Treasury is consulting on draft Treasury Laws Amendment (Non-ADI Lender Rules) Bill 2017 which will give APRA new powers in respect of lending finance by entities that are not authorised deposit-taking institutions (non-ADI lenders).
If passed, the draft Bill will:
- amend the Banking Act 1959 to provide APRA with a power to make rules concerning the lending activities of non-ADI lenders for the purpose of addressing financial stability risks (‘non-ADI lender rules’) and to issue a direction to a non-ADI lender should the entity fail to comply with a non-ADI lender rule (including a direction to stop lending). The amendments include penalties for non-ADI lenders that fail to comply with a direction by APRA; and
- amend the Financial Sector (Collection of Data) Act 2001 to allow APRA to collect data from non-ADI lenders for the purposes of monitoring their activities and determining when to use its new powers.
What does it apply to?
“Lending finance” means any of the following:
(a) the lending of money, with or without security;
(b) the carrying out of activities, whether directly or indirectly, that result in the funding or originating of loans or other financing.
Who does it apply to?
A non-ADI lender is a registrable corporation (within the meaning of the Financial Sector (Collection of Data) Act 2001) which is not an authorised deposit-taking institution (ADI) under the Banking Act.
A corporation is a registrable corporation if the corporation is a foreign corporation, a trading corporation formed within the limits of Australia or a financial corporation so formed and the business activities in Australia of the corporation include the provision of finance.
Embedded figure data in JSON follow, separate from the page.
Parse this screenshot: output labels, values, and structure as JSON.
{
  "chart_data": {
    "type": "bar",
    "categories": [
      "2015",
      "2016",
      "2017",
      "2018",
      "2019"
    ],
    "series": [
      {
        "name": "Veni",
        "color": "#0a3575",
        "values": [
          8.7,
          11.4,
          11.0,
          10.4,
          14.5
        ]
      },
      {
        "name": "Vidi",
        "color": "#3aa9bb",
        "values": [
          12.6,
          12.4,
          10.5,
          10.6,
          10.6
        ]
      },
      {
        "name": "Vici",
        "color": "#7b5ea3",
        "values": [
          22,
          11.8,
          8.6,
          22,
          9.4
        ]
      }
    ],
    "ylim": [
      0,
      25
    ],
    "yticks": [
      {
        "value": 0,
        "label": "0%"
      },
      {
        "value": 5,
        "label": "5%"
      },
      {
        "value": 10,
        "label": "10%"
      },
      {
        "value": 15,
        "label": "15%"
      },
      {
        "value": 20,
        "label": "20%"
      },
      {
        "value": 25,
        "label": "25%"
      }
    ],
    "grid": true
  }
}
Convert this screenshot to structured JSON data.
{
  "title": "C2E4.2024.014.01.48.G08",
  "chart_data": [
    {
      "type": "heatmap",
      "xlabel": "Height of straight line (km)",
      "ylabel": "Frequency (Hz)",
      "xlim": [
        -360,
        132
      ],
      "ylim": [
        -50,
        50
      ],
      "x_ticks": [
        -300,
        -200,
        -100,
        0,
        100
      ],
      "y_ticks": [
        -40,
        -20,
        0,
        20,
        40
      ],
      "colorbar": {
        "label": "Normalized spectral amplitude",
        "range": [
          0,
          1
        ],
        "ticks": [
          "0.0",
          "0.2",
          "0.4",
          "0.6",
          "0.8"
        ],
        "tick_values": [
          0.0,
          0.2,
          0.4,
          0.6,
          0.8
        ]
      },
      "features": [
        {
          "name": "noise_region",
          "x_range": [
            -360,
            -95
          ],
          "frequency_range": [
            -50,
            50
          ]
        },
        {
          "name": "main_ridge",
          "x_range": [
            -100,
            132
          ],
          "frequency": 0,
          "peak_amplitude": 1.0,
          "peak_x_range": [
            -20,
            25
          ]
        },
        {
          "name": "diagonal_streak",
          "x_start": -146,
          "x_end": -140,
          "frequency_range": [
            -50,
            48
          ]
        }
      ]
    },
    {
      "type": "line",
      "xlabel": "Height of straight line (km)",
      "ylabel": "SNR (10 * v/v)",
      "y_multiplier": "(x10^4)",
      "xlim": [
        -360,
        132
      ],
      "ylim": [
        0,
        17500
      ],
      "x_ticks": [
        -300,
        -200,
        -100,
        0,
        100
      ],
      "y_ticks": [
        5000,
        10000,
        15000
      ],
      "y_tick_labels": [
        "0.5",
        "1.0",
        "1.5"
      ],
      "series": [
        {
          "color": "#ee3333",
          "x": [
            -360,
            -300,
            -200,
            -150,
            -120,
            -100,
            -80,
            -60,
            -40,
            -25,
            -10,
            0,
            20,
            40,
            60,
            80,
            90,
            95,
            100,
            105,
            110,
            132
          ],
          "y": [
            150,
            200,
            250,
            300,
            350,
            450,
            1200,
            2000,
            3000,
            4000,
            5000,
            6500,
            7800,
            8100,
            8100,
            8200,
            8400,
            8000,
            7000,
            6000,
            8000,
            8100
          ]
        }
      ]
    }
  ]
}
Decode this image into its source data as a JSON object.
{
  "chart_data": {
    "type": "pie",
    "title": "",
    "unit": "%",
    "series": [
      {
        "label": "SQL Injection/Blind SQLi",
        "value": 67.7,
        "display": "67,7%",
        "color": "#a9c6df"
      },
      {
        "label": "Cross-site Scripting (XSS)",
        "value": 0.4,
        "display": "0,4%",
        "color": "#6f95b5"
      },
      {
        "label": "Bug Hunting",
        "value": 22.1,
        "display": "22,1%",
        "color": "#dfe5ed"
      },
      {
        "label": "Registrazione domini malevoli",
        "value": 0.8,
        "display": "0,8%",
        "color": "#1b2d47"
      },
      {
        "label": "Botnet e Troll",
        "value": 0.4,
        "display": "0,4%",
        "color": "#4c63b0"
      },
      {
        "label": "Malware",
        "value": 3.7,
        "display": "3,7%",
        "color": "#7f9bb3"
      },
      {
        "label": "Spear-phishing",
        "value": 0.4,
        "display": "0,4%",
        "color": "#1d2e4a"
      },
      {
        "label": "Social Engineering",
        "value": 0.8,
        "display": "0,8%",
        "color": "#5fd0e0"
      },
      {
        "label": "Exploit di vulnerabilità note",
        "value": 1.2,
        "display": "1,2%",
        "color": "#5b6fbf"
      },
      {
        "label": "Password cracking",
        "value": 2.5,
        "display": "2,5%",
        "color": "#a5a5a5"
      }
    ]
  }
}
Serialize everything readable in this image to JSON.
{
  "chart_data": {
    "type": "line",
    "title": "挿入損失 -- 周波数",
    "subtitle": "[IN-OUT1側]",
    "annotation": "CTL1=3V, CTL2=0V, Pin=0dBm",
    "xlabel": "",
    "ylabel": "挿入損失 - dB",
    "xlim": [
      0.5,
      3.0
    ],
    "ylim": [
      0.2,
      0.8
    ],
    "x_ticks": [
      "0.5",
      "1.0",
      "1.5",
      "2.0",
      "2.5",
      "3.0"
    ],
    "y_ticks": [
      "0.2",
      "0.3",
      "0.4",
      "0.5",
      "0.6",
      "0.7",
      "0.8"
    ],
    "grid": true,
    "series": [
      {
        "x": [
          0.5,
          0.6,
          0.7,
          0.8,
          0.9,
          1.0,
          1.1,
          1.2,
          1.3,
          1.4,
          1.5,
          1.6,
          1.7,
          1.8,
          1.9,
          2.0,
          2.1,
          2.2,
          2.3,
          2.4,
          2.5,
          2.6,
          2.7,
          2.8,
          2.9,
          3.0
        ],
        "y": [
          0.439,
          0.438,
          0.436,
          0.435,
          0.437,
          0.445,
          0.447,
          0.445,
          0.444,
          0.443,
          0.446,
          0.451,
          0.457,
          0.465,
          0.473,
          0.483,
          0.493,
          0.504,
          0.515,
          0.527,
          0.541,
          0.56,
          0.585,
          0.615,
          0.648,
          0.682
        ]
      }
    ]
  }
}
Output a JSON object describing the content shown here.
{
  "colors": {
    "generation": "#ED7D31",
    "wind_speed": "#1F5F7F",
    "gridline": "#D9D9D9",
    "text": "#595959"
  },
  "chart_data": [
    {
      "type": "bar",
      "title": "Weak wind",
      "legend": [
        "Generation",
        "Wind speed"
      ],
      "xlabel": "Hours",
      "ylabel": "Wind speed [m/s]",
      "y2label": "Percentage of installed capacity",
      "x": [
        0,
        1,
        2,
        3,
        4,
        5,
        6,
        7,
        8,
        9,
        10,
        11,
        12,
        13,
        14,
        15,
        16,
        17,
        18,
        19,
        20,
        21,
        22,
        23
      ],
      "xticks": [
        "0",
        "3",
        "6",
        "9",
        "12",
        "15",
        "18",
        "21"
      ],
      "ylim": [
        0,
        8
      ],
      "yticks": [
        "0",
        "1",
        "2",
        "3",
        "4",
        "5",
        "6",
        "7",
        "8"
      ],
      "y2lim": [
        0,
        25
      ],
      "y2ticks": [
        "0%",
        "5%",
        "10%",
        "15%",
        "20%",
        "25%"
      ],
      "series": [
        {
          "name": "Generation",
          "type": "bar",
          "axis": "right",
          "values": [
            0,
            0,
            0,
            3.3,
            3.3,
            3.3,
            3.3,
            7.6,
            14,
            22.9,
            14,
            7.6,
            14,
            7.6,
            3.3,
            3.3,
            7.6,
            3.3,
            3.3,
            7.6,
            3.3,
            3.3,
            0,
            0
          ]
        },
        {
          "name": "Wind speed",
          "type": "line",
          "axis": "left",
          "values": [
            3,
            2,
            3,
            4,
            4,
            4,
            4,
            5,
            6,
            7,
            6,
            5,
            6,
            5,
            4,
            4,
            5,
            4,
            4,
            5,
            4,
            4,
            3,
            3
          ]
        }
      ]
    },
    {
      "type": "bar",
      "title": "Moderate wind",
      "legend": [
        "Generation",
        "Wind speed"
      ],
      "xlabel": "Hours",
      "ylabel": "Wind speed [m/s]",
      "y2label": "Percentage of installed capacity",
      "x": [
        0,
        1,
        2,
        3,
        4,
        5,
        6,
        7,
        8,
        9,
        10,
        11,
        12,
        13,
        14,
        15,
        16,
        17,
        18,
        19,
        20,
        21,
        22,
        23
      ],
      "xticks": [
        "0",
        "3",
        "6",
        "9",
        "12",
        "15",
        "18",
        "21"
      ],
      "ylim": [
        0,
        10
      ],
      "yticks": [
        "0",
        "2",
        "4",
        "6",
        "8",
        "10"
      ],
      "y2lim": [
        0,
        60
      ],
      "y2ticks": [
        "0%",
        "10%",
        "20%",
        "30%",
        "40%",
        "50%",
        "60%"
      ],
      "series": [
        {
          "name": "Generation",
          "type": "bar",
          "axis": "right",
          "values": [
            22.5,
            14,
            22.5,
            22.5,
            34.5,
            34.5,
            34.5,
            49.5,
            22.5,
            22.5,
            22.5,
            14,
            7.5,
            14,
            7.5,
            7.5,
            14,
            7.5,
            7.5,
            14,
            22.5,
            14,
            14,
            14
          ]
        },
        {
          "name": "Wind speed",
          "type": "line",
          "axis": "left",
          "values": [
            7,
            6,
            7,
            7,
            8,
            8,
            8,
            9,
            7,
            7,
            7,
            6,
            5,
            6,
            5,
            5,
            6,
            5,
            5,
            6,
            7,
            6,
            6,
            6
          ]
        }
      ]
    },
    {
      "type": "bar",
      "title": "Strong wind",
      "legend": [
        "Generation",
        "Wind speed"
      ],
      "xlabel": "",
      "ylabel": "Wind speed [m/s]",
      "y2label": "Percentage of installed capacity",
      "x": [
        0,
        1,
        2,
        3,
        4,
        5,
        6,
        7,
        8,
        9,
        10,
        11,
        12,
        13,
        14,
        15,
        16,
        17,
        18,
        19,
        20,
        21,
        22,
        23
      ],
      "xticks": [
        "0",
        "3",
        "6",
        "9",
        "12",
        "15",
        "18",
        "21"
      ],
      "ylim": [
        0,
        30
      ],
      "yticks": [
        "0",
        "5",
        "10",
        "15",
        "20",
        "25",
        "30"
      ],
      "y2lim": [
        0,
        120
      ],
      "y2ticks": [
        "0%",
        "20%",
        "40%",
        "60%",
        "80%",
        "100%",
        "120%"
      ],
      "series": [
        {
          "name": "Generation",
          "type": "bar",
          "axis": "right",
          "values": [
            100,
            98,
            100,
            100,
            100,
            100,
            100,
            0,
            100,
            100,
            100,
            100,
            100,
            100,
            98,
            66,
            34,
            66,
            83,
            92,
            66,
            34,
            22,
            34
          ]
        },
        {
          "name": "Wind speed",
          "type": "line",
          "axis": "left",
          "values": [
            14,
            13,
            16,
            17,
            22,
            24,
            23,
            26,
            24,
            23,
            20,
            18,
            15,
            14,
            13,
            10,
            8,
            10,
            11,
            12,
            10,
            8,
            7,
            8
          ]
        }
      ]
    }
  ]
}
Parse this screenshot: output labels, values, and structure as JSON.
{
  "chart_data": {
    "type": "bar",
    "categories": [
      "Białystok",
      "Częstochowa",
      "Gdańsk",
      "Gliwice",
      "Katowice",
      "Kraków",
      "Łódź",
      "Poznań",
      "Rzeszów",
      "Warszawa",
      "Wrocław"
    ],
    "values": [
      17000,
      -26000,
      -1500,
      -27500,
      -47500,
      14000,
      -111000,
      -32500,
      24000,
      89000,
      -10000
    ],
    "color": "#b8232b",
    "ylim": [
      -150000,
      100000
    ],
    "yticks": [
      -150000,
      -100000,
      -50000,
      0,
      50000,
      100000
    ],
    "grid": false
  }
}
It does not include life insurers, private health insurers, benefit funds or companies with less than $50M debts due to it resulting from transactions entered into in the course of the provision of finance and if the sum of the values of the principal amounts outstanding on loans or other financing, as entered into in a financial year, does not exceed $50M.
You can see the current list of registrable financial corporations here.
APRA’s powers and penalties
APRA will not prudentially regulate and supervise non-ADI lenders as it does ADIs.
The kinds of direction that the body corporate may be given by APRA are directions to do any one or more of the following:
(a) to comply with the whole or a part of a non-ADI lender rule;
(b) to refrain from the lending of money, with or without security;
(c) to refrain from the carrying out of activities, whether directly or indirectly, that result in the funding or originating of loans or other financing.
An officer of a non-ADI lender commits an offence if:
(a) the officer fails to take reasonable steps to ensure that the non-ADI lender complies with a direction given to it; and
(b) the officer’s duties include ensuring that the non-ADI lender complies with the direction.
The penalty for non-compliance with a direction is $10,500 a day for individuals and $52,500 a day for companies.
Reporting
APRA collects data from registrable corporation under the Financial Sector (Collection of Data) Act 2001.
Reporting requirements for registrable corporations are given legal effect through Reporting Standards under the Act.
Information on the current reporting framework is set out here.